Hazarding the appearance of one who had at least mildly lost her mind, she passed the rest of that day showing the snapshot to others around the village. No one recognized their faces. Up where the road to Taos wishboned, a woman in the weavers’ shop remarked, with a kindly inflection that could have been misconstrued as optimism but wasn’t, that unless Ariel happened upon someone who’d been a childhood friend, she probably wasn’t going to succeed in finding this boy all these years later.

Kip’s daughter looked down at the rough plank floors of the weaving shop. The close smell of wool hung in this room filled with ponchos, blankets, sweaters.

“You need find somebody who know the name. This photo not help you too good. People get look different when they older. I know too well.”

That was fair. More than fair—a courtesy.

As afternoon shadows began to engulf the valley, Ariel sat in the deepening silence of her car, having tucked the image back into the Calder notebook. How could she have failed to foresee the weaver’s obvious point? Should she merely write it off to inexperience, fallibility, blindness, or had she come all this distance not to find Kip Calder but merely to weigh in with the apparent effort so she could feel she had completed the circle he’d begun here, in Chimayó? Pretty damn long distance to travel with the underlying goal of not arriving somewhere. She frowned, turned the car around in the stony lot, got onto the paved road, and headed back toward Pojoaque and Los Alamos, whose towers shimmered way off to the west under the dusking sun.

She suddenly realized she hadn’t been to the Hill—Los álamos, that home of poplars—for how long? Had unconsciously boycotted the place since Brice came home with his news of Kip. And hadn’t been here even for a couple of years before that. What did she think, her grandmother was going to live forever? Life proposed changes, constants, and the uneasy middles between. While her pursuit of Kip seemed doomed to failure, at least it could prompt a reunion with this woman she loved. It was always worth running the gauntlet of mixed feelings she had about the nuclear lab in order to visit Granna.
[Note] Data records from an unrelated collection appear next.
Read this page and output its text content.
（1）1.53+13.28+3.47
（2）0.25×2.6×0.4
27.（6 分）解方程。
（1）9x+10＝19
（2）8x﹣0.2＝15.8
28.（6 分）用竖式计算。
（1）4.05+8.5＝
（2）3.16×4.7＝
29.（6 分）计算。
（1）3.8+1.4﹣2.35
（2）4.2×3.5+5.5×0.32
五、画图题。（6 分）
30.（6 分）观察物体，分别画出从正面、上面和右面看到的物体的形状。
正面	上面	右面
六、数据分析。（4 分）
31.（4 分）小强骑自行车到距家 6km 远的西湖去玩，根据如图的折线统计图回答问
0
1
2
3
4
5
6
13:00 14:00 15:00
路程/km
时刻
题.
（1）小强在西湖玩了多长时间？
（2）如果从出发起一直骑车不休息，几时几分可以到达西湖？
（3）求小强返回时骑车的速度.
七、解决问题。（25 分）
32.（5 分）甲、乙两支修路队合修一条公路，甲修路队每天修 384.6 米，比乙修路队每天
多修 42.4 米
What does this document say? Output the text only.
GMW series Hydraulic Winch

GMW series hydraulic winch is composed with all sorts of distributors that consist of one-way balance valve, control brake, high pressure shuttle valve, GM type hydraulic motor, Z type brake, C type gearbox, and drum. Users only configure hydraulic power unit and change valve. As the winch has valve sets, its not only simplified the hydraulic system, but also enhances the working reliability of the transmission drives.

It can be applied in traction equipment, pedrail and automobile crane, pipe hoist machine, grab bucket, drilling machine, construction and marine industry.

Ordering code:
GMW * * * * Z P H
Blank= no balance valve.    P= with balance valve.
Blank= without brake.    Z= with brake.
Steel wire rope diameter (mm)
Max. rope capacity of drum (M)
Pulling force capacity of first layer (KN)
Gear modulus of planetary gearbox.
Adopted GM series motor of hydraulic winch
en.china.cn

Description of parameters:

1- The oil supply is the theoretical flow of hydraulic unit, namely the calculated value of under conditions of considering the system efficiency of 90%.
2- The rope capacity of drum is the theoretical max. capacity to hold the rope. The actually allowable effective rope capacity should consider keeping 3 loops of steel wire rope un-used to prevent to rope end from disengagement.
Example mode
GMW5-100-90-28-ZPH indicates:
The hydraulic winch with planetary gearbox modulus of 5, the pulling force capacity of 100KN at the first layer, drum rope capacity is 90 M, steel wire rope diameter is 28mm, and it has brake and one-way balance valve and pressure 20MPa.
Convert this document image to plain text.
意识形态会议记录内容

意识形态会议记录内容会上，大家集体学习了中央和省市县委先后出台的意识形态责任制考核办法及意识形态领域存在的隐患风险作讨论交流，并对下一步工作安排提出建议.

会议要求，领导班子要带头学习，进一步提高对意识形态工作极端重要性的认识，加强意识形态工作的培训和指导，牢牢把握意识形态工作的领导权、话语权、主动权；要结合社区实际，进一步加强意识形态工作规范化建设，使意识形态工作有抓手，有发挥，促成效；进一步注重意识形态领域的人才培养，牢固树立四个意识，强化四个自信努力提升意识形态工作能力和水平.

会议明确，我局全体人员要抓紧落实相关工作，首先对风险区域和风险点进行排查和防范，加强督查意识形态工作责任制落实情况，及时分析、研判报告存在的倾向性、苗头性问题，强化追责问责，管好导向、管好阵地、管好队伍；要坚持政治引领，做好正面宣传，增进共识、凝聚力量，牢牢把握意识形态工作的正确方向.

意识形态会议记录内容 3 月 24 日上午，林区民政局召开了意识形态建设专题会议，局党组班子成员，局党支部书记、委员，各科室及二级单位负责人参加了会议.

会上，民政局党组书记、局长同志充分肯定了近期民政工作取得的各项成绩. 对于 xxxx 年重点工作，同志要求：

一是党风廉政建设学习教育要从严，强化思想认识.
She knew about the research that proceeded down at the ends of these numerous service roads she saw on her way up the mesa, disappearing behind chain-link fences with official signs that read No Trespassing Danger Live Explosives. Yet most everyone she loved best in this world either came from here or had some hand in building it.

She guessed her way to Pear Street, parked beside the cottage, and rested her head against the steering wheel for a moment before gathering herself to start up the walk. Lights burned welcomingly in the windows of the house. She knocked on the door. Brice’s mother in her arms seemed thinner than ever—ethereal, somehow. Ariel apologized for not phoning ahead to let her know she was coming, but Granna would have none of it.

“This is your house,” she said, and once inside, Ariel knew she was right. For the first time in days a sudden ordinary calm settled over her. As if she’d been delivered onto solid ground from a world that was wildly whirling. “What brings you to New Mexico?”

“Everything and nothing.”

“Well, that’s exact if vague.”

“You look radiant as ever.”

“Mountain air and faith—you know me.”

“Doesn’t get better than that, does it?” She smiled, noticing her grandmother had let her off the hook.

“Have you eaten?”

“I’m famished.”

“Well, let’s do something about it.”

Ariel sat with her kin for several hours, catching her up on news from back east, though leaving out for the time being all the most salient points.